Books for Writers - Part I

Every writer deserves at least one new book about the craft for the holidays.  This week, I'm offering a few suggestions for books about writing and publishing in general. Next week I'll share books geared toward the fantasy writer.

Editor Betsy Lerner brings an insider's perspective on what makes writers tick and then shows us how a publishing house really works. If you write, you want this book.
PART I deals with the writing psyche. Witty, insightful, and illuminating, sometimes painfully so.  
PART II covers the publication process, from the time you get an agent to the day your book comes into the world. Straightforward and sobering. 

You're probably wondering how this book ended up on a fantasy writer's shelf. Easy. Beinhart's no-nonsense advice crosses genres and covers everything from scene construction to narrative drive to the four methods of creating characters. Filled with examples from well-known mysteries. A must-have if you write whodunits, and an excellent resource for everyone else.

Written in the late '30s and still timely. Brenda Ueland, an author knighted by the king of Norway, believes everyone is talented, original, and has something important to say.  I especially like Chapter X: Why Women who do too much housework should neglect it for their writing. Done!

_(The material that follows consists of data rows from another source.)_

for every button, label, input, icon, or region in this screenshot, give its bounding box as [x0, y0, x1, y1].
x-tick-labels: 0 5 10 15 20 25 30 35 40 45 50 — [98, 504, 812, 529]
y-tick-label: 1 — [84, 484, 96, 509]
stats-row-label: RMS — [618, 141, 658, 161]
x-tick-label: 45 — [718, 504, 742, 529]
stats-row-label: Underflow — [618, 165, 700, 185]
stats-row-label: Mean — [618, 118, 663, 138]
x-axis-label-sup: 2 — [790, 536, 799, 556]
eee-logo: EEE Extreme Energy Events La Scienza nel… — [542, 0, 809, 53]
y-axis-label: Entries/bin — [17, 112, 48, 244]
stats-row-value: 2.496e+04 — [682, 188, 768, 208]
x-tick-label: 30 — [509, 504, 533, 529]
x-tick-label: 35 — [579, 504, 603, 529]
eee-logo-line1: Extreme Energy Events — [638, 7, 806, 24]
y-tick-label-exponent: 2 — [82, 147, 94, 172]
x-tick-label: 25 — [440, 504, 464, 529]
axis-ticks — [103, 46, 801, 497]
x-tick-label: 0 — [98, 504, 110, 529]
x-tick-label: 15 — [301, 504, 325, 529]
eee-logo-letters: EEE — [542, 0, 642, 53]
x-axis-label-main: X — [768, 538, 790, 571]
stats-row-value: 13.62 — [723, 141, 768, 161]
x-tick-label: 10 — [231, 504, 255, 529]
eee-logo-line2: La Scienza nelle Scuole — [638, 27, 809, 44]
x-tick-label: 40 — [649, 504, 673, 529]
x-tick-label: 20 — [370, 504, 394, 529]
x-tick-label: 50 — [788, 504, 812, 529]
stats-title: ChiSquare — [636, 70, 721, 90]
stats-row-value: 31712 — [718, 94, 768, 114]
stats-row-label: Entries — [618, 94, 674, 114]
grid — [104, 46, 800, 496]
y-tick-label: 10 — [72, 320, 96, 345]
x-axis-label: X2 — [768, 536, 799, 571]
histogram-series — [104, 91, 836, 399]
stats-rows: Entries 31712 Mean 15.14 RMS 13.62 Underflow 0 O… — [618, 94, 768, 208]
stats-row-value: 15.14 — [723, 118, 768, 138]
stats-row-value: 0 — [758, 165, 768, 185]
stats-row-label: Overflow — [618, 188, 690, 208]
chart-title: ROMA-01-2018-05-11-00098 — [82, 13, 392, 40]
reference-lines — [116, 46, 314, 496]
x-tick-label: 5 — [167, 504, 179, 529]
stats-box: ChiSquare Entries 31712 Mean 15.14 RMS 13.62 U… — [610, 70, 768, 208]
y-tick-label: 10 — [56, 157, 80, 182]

I bought this book directly from the authors after their lively presentation at a local SCBWI conference.  Literary agent Arielle Eckstut and her co-author/husband, writer David Henry Sterry, have compiled an entertaining, comprehensive overview of how to become a successfully published author. One of the few books I've read that deals with the hard facts of contracts and royalties, as well as the reality of book launches and what it takes to keep a book "alive". Definitely worth adding to your collection.

NOTE: Per Mr. Sterry (see comments), there's a new, updated version of this above book, renamed THE ESSENTIAL GUIDE TO GETTING YOUR BOOK PUBLISHED. Check it out!

And last, but not least, two others I've mentioned in previous posts:
  by Renni Browne & Dave King
  by Sandra Scofield


  1. Great list, Kathryn. I just added Putting Your Passion Into Print to my holiday wish list.

    Funny tidbit: Larry Beinhart's How to Write a Mystery was the first how-to I read when I decided I wanted to try my hand at fiction. Just checked my reading journal, I finished it on March 9, 2001!

    Holy moly, this publishing thing is taking longer than I thought. :)

  2. VR: Yes it does, but you're on a roll now! ;-)

  3. "Why Women who do too much housework should neglect it for their writing." - Wiser words were never written. I'm looking into this one :)

  4. Stephanie: Considering that Ueland wrote this in 1938, it's really a radical idea!

  5. Wow, just when I thought I had more than enough writer's books on my shelf, along comes new (to me) titles. Although I did put Forest for the Trees on my wish list this year...Thanks for the heads up to more great reading :-)

  6. Kenda: I know what you mean! There's still a few on my Wish List, but I can't recommend what I haven't read.

  7. I've been looking for writing books, so I'm bookmarking this post! Thanks for such great summaries of why you liked them!

  8. Heidi: You're welcome. I think most people have already heard of the usual books by Stephen King, etc., so I thought I'd highlight a few others.

  9. thanks every so much. just wanted to make you aware of The Essential Guide to Getting Your Book Publilshed, the new edition to Putting Your Passion Into Print, it's %60 new material, social media, networking, e-books, print-on-demand, all that. thanks, David Henry Sterry

  10. David: Thanks for the update. I've amended my blog to include it.